Dabei umfasst der Förderauftrag der Kindertagespflege Erziehung, Bildung und Betreuung des Kindes und bezieht sich auf die soziale, emotionale, körperliche und geistige Entwicklung des Kindes. Er schließt die Vermittlung orientierender Werte und Regeln ein. Die Förderung soll sich am Alter und Entwicklungsstand, den sprachlichen und sonstigen Fähigkeiten, an der Lebenssituation sowie den Interessen und Bedürfnissen des einzelnen Kindes orientieren und seine ethnische Herkunft berücksichtigen.

2. Leistungen des Oberbergischen Kreises in Kooperation mit dem Tagesmütternetz Oberberg e.V.

(1) Die Leistungen umfassen in Kooperation mit dem Tagesmütternetz Oberberg e.V. die Gewinnung, Beratung und Qualifizierung von geeigneten Kindertagespflegepersonen einschl. der Feststellung der Eignung, die Information und Beratung von Erziehungsberechtigten über die Kindertagespflege sowie die Vermittlung des Kindes an eine geeignete Kindertagespflegeperson. Kindertagespflege wird vermittelt, soweit davon auszugehen ist, dass die Kindertagespflege in der Regel mehr als drei Monate erforderlich ist.

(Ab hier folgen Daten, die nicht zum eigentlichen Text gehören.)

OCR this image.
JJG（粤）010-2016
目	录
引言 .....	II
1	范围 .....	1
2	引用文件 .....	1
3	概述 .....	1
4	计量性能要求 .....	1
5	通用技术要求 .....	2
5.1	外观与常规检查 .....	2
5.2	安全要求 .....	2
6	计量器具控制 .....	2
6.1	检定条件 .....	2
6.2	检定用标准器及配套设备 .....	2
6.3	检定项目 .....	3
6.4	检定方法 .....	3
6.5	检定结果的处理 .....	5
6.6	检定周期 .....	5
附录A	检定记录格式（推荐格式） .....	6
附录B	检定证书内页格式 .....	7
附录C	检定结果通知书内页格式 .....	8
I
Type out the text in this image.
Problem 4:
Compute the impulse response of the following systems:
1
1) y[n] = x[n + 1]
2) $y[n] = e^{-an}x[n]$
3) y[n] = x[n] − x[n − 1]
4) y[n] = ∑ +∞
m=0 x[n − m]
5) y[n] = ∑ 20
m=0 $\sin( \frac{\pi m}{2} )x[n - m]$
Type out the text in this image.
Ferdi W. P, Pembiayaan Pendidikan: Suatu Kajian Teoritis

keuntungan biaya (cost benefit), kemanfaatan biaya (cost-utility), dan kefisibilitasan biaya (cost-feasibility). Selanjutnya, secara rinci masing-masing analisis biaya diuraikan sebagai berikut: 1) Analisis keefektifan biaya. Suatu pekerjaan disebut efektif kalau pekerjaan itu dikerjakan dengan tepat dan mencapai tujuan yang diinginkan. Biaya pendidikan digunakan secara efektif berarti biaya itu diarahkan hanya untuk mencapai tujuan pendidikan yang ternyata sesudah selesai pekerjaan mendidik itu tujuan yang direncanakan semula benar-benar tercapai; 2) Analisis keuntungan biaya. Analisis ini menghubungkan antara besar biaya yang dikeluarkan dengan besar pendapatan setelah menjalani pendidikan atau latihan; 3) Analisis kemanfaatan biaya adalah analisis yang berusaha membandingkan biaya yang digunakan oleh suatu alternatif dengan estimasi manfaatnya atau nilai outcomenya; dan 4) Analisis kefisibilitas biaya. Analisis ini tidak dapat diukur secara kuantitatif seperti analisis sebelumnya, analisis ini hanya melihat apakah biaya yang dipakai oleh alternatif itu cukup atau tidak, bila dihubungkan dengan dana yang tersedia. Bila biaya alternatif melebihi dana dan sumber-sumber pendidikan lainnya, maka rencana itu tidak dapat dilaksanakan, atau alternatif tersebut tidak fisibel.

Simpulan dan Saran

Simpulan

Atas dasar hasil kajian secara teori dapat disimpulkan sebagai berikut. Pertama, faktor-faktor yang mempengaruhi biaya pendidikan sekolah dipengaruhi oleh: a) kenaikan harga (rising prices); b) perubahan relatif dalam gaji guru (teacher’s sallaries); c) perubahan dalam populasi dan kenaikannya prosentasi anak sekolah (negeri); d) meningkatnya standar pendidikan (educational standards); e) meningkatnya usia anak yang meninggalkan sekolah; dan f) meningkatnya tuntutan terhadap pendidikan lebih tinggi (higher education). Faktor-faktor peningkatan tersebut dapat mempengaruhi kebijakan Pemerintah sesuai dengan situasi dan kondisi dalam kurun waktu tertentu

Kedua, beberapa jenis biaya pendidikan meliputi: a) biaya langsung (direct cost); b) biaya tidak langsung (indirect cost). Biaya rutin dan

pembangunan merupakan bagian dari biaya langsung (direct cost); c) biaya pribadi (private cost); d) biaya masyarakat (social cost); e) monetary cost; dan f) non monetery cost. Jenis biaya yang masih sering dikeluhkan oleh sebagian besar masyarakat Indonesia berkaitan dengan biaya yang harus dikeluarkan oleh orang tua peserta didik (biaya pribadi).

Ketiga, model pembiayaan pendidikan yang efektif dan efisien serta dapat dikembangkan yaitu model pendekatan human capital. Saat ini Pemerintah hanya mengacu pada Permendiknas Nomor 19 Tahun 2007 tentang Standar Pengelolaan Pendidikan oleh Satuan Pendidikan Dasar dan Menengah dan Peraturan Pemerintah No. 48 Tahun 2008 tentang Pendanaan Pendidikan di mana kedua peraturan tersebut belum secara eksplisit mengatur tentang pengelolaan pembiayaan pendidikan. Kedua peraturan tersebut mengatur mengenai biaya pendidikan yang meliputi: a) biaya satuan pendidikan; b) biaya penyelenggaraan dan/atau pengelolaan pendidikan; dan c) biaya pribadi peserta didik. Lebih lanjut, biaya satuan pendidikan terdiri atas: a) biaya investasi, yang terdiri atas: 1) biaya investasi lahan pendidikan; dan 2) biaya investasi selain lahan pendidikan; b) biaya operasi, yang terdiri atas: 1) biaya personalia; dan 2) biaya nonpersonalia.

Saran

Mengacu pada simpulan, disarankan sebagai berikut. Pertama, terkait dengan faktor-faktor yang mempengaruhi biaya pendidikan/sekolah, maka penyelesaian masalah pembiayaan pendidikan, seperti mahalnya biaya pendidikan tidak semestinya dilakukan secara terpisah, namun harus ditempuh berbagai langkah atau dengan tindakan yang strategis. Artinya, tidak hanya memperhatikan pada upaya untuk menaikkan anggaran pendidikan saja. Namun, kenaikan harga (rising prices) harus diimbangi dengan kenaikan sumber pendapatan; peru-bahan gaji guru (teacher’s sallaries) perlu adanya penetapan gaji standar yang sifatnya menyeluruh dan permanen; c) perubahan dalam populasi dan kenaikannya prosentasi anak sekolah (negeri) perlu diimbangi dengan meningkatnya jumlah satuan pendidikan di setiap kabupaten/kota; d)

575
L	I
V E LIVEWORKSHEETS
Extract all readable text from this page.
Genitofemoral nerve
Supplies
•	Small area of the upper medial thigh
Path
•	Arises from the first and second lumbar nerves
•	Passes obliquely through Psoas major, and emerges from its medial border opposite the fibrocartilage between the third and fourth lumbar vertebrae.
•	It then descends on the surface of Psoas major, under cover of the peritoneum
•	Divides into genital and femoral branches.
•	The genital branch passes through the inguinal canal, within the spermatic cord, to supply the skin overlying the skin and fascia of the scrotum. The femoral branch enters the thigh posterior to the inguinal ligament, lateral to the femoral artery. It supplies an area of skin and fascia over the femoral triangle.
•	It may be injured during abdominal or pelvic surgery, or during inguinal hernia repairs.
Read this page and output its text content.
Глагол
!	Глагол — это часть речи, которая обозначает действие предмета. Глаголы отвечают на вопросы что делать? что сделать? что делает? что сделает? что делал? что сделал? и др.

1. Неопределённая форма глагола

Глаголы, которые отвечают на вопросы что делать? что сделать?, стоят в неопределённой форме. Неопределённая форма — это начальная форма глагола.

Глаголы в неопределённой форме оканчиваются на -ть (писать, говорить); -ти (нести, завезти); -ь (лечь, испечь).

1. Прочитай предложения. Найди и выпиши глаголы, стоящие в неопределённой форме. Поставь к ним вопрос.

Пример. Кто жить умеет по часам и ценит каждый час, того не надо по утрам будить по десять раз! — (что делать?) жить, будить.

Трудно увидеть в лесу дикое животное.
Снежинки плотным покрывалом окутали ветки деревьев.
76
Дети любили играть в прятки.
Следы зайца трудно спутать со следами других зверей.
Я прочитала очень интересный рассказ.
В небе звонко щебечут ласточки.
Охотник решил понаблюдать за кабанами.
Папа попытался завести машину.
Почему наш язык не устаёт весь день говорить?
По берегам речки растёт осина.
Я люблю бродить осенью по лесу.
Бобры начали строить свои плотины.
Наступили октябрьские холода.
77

(2) Der Oberbergische Kreis gewährt in den gesetzlich vorgesehenen Fällen eine laufende Geldleistung an die Kindertagespflegeperson gem. § 23 SGB VIII und erhebt bei den Erziehungsberechtigten Elternbeiträge gemäß den festgelegten Bestimmungen.

(3) Der Kosten- und Leistungsrahmen wird gesondert geregelt.

3. Eignung der Kindertagespflegeperson

(1) Die Geeignetheit im Sinne von § 23 Abs. 3 SGB VIII liegt vor, wenn die persönlichen und die formalen Voraussetzungen sowie die Rahmenbedingungen der Kindertagespflegestelle gegeben sind. Dieses stellt die Verwaltung des Jugendamtes in Kooperation mit dem Tagesmütternetz Oberberg e.V. durch Gespräche, die Prüfung der erforderlichen Unterlagen und durch Hausbesuche fest.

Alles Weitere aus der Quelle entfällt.